Combinatorial formulas for symmetric Macdonald polynomials by superizations
Emma Yu Jin, Xiaowei Lin
TL;DR
This work advances the combinatorial understanding of Macdonald polynomials by developing new formulas for $P_{\lambda}(X;q,t)$ and $J_{\lambda}(X;q,t)$ through a refined superization framework. Central to the approach are the quadruple coinversion statistic $\overline{\mathsf{quadcoinv}}$ and its complements, together with flip operators and positive distinguished subexpressions that align major index with these statistics across non-attacking fillings. The authors establish key equidistribution results, derive explicit sum-product formulas, and recover multiple existing Macdonald formulas as special cases, including Lenart’s distinct-part case, via unified combinatorial machinery. They also present alternative proofs (via coinv$'$ and mixinv perspectives) and outline a broader sixteen-statistic landscape $\mathcal{A}$, illustrating deep connections to modified Macdonald polynomials, multiline queues, and qKZ theory.
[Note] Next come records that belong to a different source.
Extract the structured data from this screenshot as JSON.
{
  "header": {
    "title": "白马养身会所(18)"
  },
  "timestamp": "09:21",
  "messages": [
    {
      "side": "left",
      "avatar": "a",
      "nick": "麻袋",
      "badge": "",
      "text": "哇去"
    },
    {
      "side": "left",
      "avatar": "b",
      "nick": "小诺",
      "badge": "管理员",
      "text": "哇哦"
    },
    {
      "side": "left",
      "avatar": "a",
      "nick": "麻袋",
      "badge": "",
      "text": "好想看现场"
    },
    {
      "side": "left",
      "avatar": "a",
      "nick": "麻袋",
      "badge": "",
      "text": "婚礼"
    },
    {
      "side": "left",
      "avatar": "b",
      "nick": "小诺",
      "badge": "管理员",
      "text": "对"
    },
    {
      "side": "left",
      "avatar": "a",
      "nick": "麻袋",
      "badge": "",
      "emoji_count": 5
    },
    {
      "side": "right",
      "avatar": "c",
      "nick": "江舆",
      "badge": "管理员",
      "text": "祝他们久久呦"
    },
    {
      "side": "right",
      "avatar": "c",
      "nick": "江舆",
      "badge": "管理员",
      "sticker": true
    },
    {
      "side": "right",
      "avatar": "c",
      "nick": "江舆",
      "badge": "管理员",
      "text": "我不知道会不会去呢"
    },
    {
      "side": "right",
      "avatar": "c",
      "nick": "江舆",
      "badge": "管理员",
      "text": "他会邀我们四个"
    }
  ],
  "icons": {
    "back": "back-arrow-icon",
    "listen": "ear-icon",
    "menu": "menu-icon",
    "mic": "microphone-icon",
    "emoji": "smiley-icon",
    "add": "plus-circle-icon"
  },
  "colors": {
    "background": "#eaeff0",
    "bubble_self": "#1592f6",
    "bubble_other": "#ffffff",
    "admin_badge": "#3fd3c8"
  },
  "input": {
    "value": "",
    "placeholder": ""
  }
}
The results offer a unified, flexible toolkit for Macdonald combinatorics with potential implications for representation theory and algebraic geometry.
Abstract
In this paper, we derive new combinatorial formulas for symmetric Macdonald polynomials $P_λ(X;q,t)$ and integral Macdonald polynomials $J_λ(X;q,t)$, in terms of several new statistics and the major index for a partition $λ$. Moreover, three existing formulas for symmetric Macdonald polynomials established by Corteel--Mandelshtam--Williams (2022), Corteel--Haglund--Mandelshtam--Mason--Williams (2022) and Mandelshtam (2025) are recovered. Our proof relies on a new statistic on super fillings, employing the superization formula of Ayyer--Mandelshtam--Martin (2023) and our recent approach to modified Macdonald polynomials.